Featured UCLA Feminist: Ipsita Dey

Photo by Mihika Sridhar

For Ipsita Dey, a fourth-year student studying microbiology, immunology, and molecular genetics with a minor in anthropology, feminism leads her through her academic and professional life on the daily. She believes that “Feminism is the equality of all genders, all people, in all places, regardless of economic status and racial background. Feminism means I always have the privilege of choice in my life.” For much of her life, she has been exploring the feminism both present and needed in her communities.

Since high school, when Dey was introduced to the term, she has always considered herself a feminist. She grew up in a South Asian immigrant family where “all the women were extremely accomplished,” ranging from her grandmother who studied up to the fifth-grade yet “had the best poems [she] had ever read” to her mother, who has a PhD. She credits her family with empowering her throughout her life with the ability to choose and support her choices. Making her own decisions and thus having an agency are aspects of life which feminism should guarantee for all people, especially for marginalized communities.

Dey first began working with women who were survivors of domestic violence in high school. Initially drawn to this experience because Dey knew she wanted to work in a space to empower women, Dey met women who were approaching a very “transitionary, precarious stage in their life after or in a domestic abuse situation.” At a domestic violence shelter near her home, she started an art therapy initiative to fundraise for the shelter’s needs.

Dey recalls: “I met this amazing painter who had no professional experience with art but had always just done it at home.

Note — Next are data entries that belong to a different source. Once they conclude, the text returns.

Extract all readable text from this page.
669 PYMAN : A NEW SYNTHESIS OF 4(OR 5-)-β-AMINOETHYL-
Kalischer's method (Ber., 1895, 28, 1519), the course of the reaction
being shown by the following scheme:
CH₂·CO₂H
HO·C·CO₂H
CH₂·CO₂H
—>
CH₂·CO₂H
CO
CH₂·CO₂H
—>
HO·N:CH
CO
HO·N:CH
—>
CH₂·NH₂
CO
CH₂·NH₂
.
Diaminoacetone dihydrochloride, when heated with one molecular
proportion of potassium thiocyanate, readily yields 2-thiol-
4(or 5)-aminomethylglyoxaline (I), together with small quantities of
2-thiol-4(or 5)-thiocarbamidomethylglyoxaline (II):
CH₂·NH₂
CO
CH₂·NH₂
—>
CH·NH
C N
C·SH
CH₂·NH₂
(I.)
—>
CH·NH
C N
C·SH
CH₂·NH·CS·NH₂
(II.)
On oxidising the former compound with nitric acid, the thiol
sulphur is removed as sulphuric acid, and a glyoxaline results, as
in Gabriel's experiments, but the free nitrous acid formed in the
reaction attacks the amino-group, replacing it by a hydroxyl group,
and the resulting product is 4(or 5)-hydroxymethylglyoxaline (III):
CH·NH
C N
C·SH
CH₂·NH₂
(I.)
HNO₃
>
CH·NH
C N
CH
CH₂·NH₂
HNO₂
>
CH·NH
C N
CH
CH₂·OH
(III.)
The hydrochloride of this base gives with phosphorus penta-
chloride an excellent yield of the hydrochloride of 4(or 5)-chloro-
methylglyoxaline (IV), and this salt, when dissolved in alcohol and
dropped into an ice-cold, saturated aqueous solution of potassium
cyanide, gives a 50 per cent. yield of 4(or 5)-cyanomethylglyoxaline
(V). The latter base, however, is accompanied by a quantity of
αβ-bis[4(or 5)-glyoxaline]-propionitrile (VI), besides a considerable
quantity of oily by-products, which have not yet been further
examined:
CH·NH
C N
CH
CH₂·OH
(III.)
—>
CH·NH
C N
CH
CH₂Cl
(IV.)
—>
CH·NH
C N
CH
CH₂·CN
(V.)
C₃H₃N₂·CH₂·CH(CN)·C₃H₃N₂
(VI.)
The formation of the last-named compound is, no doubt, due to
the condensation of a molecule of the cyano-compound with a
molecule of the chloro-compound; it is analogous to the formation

I remember having this realization that women and people of color perform or create or produce such good work that goes unnoticed. This woman’s work had not only gone unnoticed but also had been hidden by her previous abuse. After working with the shelter, the privilege of my education as a platform stood out to me; education was a platform where women could once again or for the first time pursue something of their liking and prove to the world that they’re worth of their attention.”

At UCLA, Dey participated in the Lemelson Anthropological Honors Program, where she spent ten weeks at the Saheli Asian Women’s Project in Manchester, UK during the summer of 2016. The Saheli Asian Women’s Project is a domestic violence shelter for South Asian women who are fleeing or have fled abusive relationships. Her project helped to illuminate many aspects of domestic violence survivorship and rehabilitation. Dey drew an important conclusion regarding the empowerment of immigrant women in foreign countries, “It is not the community itself that provides the largest support for post traumatic recovery, but the process and precarity of community formation, during which domestic violence survivors learn to exercise agency and choose to engage in social relationships, developing self-esteem and self-confidence,” she said.

Along with her work, feminism is a leading force in Dey’s daily life. In college, she began to understand what it meant to truly be empowered. During her adolescence, she struggled with body image insecurity. Coming to UCLA taught her that “in an equal world, how I look shouldn’t matter and shouldn’t be dependent on someone else’s expectations of me,” continuing to mention how the only person whose standards she has to meet is herself. After this realization, her body confidence skyrocketed.

Dey’s experiences with intersectional feminism have shaped what she sees feminism growing to be in the future. As feminism in the past and present has largely focused on cisgendered women, she spoke about her excitement to see how the movement transforms to include transgender and genderqueer womxn. In addition, she hopes to see this inter-feminist theory as a main goal of the movement rather than how it is currently pigeonholed into a further marginalized “LGBTQ+ theory” sector. After all, she concludes, equality is for everyone.

Dey’s contributions to feminism, whether by her daily actions or her professional work, advance the scope of the movement for all people by seeking to give them agency through education and awareness. Her quest for visibility and choice for all enriches the movement and broadens its goals. UCLA will sorely miss her next year but the world will have gained an empowered woman, ready for the challenges it throws her way.